To be fair, recent advances have altered how a vaccine would fit into the HIV/AIDS response. Within just a few years, we’ve learned definitively that antiretroviral treatment not only saves the lives of people living with HIV, but drastically reduces their chances of transmitting the virus. We’ve seen that daily pre-exposure prophylaxis (PrEP) with Truvada (tenofovir/emtricitabine) is highly effective at helping HIV-negative men and women avoid infection. In sub-Saharan Africa, voluntary medical male circumcision is being rolled out widely after studies showed it can greatly reduce heterosexual men’s risk of infection. Other new options for women and men are in clinical trials.
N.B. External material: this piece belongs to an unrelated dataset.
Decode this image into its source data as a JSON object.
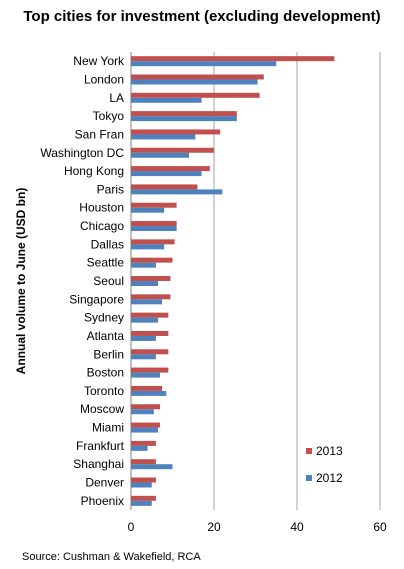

But amidst the drive to scale up these options — enthusiastically supported by this author — are troubling assertions that current tools might be sufficient to end AIDS.

Most advocates know this isn’t true. They realize that today’s treatment and prevention options can get us well on our way toward ending the epidemic, but that our work will never be finished until we have an effective vaccine.

The problem is that knowing it isn’t enough. We need to continually raise our voices in support of the full range of prevention strategies, including those that still remain to be developed. Beyond the clear need, three critical reasons should drive us all to be advocates for HIV/AIDS vaccine research:

  1. An effective vaccine is now more possible than ever. In 2009, a trial showed for the first time that an experimental vaccine modestly reduced the risk of HIV transmission. Now, researchers are testing potentially improved versions of the same approach, known as a pox-protein prime-boost vaccine, while preparing a range of other strategies for clinical trials.
  2. Basic science continues to open whole new areas of vaccine discovery. Over the past six years, a remarkable number of basic science discoveries of new antibodies have presented vaccine researchers with entirely new avenues for research and development.
  3. With advances occurring in other areas of prevention, the impact of an effective vaccine could be even more transformative. As of 2013, some 2.1 million people were becoming infected with HIV annually. But the number has been declining, and the continued scale-up of treatment, PrEP and other options could greatly reduce that figure in the next decade. By the time a vaccine is available, its role could very well be to drive the number of infections close to zero.

My organization AIDS Vaccine Advocacy Coalition (AVAC) was founded 20 years ago with the mission of advocating for AIDS vaccine research. Since then, we’ve expanded our advocacy to include many other critical prevention technologies, but our commitment to the vaccine search remains paramount. We urge you to join us.

In the case of measles, antipathy toward vaccines is an unfortunate but not-too-surprising consequence of their stunning success. With HIV, antipathy is simply not an option.